In the old days (think 2015), healthcare organizations prioritized owning facilities, maximizing volume, optimizing revenue and controlling production in-house.
There was little regard for total costs, outcomes or patient experience.
Meanwhile, an asset-light revolution was underway in other industries. Customer-focused organizations like Amazon, Uber and Airbnb are asset-light and brand-heavy. They operate "platforms" that employ data, organize suppliers and delight customers by offering great products at low prices with exceptional customer service.
Healthcare consumers increasingly expect better value and experience. Their demand-driven requirements for better services will transform healthcare delivery.
The startling news earlier this month that Amazon, Berkshire Hathaway and JP Morgan Chase are creating a new healthcare company rocked the industry. The 10 largest health insurers and pharmacy businesses lost $30 billion of market value within two hours.
How can traditional healthcare organizations compete? From their customers' perspective, providers have two essential jobs: "Fix me when I'm broken" and "Keep me as healthy as possible." In post-reform healthcare, successful companies have to do both.
Under fee-for-service medicine, "Fix me when I'm broken" generates high-margins for health systems that own all delivery components. Low-margin "Keep me healthy" services are less attractive.
Current delivery models focus on high-cost acute care at the expense of high-value preventive care. This frustrates consumers and creates market inefficiencies that platform companies can exploit.
The movement to value-based care reverses this orientation. Irrespective of ownership and control, healthcare organizations must deliver quality outcomes and better customer experience. It's time to get moving.
The two most successful value-based payment models—bundled payments for episodic care and capitated payments for ongoing care—demonstrate the power of platforming:
- In episodic care, successful outcomes require delivering the right care at the right price. Healthcare organizations must bring owned and non-owned services and suppliers into alignment to meet patients' needs and offer competitive prices.
- Ongoing care management depends on reducing acute, episodic interventions. Healthcare organizations that establish trusting relationships with customers produce the best results.

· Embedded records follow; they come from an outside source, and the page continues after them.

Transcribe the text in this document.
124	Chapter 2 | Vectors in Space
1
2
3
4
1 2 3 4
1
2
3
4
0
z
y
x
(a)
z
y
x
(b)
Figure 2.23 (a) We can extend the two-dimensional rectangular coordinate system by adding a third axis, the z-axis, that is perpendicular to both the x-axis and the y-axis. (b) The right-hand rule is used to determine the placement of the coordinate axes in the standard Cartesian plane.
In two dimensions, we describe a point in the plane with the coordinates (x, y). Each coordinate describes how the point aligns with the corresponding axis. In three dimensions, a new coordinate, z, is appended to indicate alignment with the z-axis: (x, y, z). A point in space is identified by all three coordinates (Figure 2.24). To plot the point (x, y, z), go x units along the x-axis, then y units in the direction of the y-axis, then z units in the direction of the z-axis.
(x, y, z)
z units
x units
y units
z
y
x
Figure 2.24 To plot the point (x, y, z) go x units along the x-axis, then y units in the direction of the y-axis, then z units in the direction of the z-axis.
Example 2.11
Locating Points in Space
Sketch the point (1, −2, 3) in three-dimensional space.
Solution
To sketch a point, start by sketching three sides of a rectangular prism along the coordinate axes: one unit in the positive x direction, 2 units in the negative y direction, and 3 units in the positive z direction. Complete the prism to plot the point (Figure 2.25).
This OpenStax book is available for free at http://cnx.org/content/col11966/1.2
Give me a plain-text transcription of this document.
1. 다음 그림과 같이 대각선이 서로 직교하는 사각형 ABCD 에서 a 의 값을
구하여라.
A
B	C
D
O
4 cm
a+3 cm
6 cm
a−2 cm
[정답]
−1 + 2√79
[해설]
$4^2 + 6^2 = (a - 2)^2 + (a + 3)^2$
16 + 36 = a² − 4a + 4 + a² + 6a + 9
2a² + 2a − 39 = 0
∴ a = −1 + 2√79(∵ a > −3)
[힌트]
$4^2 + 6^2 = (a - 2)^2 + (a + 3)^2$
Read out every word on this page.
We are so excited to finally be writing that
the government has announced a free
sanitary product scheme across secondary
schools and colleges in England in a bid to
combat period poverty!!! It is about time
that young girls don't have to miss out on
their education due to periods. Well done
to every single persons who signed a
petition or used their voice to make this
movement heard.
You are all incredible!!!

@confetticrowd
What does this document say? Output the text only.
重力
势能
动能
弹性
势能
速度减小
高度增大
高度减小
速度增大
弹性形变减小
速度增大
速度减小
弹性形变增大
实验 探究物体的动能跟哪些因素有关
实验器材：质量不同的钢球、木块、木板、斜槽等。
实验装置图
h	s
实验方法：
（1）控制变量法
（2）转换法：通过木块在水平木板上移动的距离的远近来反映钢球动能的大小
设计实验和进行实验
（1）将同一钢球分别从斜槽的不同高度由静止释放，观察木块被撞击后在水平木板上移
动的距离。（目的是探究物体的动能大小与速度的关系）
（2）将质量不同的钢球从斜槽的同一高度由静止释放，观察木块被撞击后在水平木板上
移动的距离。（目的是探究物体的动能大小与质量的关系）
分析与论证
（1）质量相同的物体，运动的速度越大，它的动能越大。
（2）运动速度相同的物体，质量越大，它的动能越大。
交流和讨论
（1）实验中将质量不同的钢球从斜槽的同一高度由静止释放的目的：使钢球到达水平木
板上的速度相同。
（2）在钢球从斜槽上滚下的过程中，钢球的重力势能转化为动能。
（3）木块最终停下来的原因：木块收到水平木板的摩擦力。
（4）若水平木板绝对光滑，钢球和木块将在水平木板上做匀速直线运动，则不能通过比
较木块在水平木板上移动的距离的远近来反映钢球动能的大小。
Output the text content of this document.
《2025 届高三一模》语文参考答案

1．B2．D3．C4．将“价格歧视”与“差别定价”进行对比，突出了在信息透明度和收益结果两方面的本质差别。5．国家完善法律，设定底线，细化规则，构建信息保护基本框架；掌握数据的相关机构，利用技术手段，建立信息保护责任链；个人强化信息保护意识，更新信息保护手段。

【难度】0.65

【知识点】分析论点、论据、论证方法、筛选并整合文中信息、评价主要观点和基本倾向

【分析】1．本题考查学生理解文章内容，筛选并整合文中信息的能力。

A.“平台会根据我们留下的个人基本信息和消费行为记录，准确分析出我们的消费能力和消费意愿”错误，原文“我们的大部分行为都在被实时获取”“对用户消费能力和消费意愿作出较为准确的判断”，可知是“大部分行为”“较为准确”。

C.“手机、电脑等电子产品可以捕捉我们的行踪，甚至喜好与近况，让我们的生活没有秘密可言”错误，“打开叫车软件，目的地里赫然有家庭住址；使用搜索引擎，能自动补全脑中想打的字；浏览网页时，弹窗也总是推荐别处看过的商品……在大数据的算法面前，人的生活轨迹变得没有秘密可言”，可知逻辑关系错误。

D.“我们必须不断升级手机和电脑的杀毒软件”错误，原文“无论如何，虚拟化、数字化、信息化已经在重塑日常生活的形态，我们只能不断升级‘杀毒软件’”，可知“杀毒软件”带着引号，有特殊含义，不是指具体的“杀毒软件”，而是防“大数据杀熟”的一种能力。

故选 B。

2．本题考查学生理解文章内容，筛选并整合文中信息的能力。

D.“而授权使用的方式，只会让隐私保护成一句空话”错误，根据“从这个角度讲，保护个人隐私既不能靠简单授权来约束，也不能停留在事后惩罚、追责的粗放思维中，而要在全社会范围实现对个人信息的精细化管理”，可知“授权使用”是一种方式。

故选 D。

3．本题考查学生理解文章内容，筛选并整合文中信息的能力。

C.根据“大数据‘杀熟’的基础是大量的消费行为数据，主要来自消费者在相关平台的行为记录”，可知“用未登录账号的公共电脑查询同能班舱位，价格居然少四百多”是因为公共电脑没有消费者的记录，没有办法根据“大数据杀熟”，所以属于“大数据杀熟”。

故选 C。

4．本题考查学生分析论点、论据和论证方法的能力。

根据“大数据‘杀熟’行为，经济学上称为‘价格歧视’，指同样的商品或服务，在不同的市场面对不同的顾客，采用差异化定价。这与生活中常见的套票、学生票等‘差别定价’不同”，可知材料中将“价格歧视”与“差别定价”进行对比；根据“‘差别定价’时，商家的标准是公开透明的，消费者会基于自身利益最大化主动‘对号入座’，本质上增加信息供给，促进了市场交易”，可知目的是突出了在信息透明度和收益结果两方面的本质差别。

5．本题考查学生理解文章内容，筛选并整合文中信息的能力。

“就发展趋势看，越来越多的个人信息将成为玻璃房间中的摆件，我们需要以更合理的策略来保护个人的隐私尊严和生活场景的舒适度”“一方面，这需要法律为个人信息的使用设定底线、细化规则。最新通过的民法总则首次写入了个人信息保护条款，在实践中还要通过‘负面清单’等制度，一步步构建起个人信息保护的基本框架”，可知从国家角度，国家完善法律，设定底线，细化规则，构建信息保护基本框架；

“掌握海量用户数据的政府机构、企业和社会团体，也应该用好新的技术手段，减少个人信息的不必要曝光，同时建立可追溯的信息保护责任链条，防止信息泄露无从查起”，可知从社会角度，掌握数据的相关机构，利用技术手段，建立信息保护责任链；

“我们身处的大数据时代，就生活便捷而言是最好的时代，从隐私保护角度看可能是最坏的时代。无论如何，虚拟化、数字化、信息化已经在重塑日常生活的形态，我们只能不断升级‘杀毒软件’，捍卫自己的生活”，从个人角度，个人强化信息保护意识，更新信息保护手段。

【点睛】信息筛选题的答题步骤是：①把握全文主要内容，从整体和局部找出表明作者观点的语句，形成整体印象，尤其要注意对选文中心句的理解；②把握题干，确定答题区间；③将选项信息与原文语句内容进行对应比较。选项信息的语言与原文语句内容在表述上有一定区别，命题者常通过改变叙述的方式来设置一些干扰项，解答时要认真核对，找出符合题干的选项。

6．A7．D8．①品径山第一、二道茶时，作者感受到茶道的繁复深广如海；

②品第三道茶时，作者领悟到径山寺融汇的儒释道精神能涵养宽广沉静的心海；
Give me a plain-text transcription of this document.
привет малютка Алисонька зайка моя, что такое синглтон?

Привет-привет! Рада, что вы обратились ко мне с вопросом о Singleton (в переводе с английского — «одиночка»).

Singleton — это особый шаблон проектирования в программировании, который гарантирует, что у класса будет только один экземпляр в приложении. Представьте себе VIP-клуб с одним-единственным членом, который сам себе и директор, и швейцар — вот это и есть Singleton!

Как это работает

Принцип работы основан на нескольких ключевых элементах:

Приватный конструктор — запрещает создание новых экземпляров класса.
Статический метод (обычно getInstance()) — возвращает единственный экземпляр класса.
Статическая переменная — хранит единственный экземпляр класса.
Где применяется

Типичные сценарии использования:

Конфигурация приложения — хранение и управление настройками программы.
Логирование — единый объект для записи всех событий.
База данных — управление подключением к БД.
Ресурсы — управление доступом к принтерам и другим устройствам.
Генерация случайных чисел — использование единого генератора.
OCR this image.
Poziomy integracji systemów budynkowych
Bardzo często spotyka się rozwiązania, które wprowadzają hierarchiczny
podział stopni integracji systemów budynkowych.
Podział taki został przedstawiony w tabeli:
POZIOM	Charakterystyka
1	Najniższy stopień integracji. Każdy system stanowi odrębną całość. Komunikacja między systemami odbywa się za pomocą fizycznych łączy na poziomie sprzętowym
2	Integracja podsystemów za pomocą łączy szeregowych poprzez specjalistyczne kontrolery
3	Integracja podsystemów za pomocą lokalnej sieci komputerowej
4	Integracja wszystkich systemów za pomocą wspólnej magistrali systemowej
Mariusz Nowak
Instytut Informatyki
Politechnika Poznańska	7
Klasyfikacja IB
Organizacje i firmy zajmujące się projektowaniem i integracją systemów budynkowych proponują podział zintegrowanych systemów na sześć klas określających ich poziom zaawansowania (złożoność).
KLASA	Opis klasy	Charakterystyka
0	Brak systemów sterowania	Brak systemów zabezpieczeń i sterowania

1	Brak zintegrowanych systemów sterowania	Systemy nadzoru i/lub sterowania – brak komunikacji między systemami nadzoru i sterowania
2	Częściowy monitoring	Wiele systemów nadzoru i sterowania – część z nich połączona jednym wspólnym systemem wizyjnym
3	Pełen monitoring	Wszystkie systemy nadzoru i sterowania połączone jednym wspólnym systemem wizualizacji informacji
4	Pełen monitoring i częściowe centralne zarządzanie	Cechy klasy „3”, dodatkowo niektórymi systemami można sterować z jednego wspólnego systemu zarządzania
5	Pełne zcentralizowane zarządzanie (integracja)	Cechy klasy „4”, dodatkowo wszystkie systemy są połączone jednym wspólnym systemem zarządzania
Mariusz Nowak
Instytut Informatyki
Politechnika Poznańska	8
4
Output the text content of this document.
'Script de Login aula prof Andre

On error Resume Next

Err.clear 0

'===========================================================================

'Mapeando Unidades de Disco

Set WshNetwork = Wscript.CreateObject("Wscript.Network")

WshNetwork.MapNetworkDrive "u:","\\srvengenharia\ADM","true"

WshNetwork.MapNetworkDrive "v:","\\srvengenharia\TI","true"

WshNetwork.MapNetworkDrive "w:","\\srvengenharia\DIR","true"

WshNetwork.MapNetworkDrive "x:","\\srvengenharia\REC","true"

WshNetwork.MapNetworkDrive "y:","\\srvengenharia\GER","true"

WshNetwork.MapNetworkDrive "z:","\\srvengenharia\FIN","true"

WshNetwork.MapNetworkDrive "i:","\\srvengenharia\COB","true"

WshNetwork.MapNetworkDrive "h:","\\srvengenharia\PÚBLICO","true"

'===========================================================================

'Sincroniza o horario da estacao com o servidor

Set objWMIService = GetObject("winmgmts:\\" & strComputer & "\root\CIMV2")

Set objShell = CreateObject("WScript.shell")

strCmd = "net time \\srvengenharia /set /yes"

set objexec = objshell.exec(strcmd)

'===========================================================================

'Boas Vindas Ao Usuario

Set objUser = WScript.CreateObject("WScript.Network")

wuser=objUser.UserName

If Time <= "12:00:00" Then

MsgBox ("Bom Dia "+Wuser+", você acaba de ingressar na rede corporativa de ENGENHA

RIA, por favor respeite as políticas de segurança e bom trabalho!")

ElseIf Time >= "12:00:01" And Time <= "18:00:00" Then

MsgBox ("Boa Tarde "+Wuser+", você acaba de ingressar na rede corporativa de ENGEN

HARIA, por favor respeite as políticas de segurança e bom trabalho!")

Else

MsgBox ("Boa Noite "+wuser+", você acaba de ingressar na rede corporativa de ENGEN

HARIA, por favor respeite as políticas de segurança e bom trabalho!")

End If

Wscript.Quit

Under capitated payment models, hospital admissions generate costs, not revenue. Keeping customers as healthy as possible becomes the priority.
To embrace platforming, healthcare organizations must overcome powerful, entrenched business practices by asking provocative questions and demanding customer-centric answers:
- Does owning acute-care facilities make sense, particularly in saturated markets?
- Does partnering or outsourcing generate superior outcomes?
- Do current operations compromise quality?
As consumerism advances, the platforming of healthcare services will accelerate. Healthcare organizations will need to reorganize to deliver better, more convenient services at lower costs. This will fuel continuous innovation and value creation and allow U.S. healthcare to heal itself.
In healthcare, as in every market, outcomes matter, customers count and value rules.